U.S. News

Factbox: IRS's rich history of scandals, political abuse

NEW YORK (Reuters) - A crisis engulfing the U.S. Internal Revenue Service over its scrutiny of conservative groups seeking tax-exempt status adds to a long history of scandal and abuse - both real and alleged - at the tax agency.

Here are some high-profile cases over the past 80 years, based on historical articles, books and news reports.

1930s - President Franklin Roosevelt used the IRS against political enemies, launching investigations into the finances of publisher William Randolph Hearst, Louisiana Governor Huey Long and controversial radio priest Charles Coughlin.

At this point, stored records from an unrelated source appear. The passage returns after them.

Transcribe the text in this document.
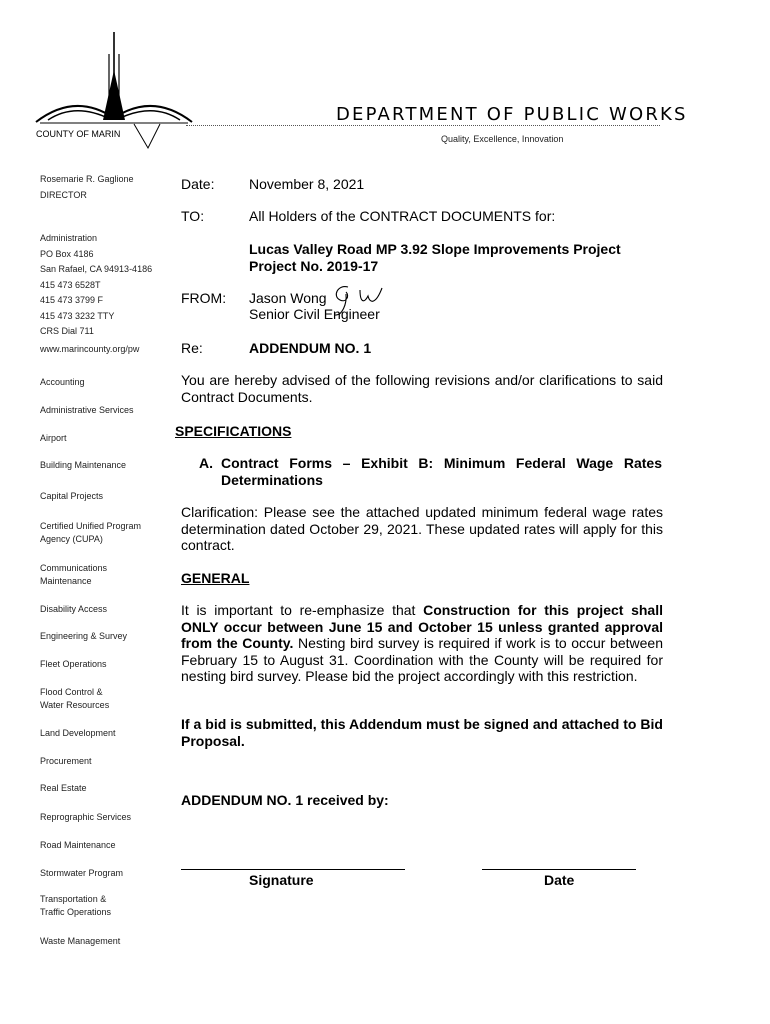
COUNTY OF MARIN
DEPARTMENT OF PUBLIC WORKS
Quality, Excellence, Innovation
Rosemarie R. Gaglione
DIRECTOR
Administration
PO Box 4186
San Rafael, CA 94913-4186
415 473 6528T
415 473 3799 F
415 473 3232 TTY
CRS Dial 711
www.marincounty.org/pw
Accounting
Administrative Services
Airport
Building Maintenance
Capital Projects
Certified Unified Program Agency (CUPA)
Communications Maintenance
Disability Access
Engineering & Survey
Fleet Operations
Flood Control & Water Resources
Land Development
Procurement
Real Estate
Reprographic Services
Road Maintenance
Stormwater Program
Transportation & Traffic Operations
Waste Management
Date: November 8, 2021
TO:	All Holders of the CONTRACT DOCUMENTS for:
Lucas Valley Road MP 3.92 Slope Improvements Project
Project No. 2019-17
FROM: Jason Wong
Senior Civil Engineer
Re:	ADDENDUM NO. 1
You are hereby advised of the following revisions and/or clarifications to said Contract Documents.
SPECIFICATIONS
A. Contract Forms – Exhibit B: Minimum Federal Wage Rates Determinations
Clarification: Please see the attached updated minimum federal wage rates determination dated October 29, 2021. These updated rates will apply for this contract.
GENERAL
It is important to re-emphasize that Construction for this project shall ONLY occur between June 15 and October 15 unless granted approval from the County. Nesting bird survey is required if work is to occur between February 15 to August 31. Coordination with the County will be required for nesting bird survey. Please bid the project accordingly with this restriction.
If a bid is submitted, this Addendum must be signed and attached to Bid Proposal.
ADDENDUM NO. 1 received by:
Signature	Date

1940s and 1950s - Corruption and bribery became widespread at the IRS, resulting in hundreds of staffers being dismissed or indicted. The agency went through a major reorganization during the administration of President Harry Truman. Employees were put under the civil service to prevent political influence.

1960s - During the administration of President John Kennedy, the IRS created an “Ideological Organizations Audit Project” that investigated conservative groups and challenged their tax-exempt status. The IRS started the project after Kennedy complained about right-wing groups getting tax-exempt status during a news conference. Targets included the American Enterprise Institute and Christian Anti-Communist Crusade.

1960s, 70s - The Nixon administration created an IRS unit called the Special Services Staff, or SSS, to target activists and political dissidents. The White House drafted an “enemies list” of political opponents to be targeted for IRS audits, although then-IRS Commissioner Donald Alexander resisted pressure to audit Nixon’s enemies and ordered the SSS dissolved.

1990s - During hearings by Senator William Roth’s Finance Committee, the IRS was accused of “Gestapo-like” conduct and myriad taxpayer abuses. Congress passed a 1998 IRS Restructuring and Reform Act that shored up taxpayer rights and put limits on IRS enforcement powers. An investigation demanded by the committee found no evidence of systematic abuses.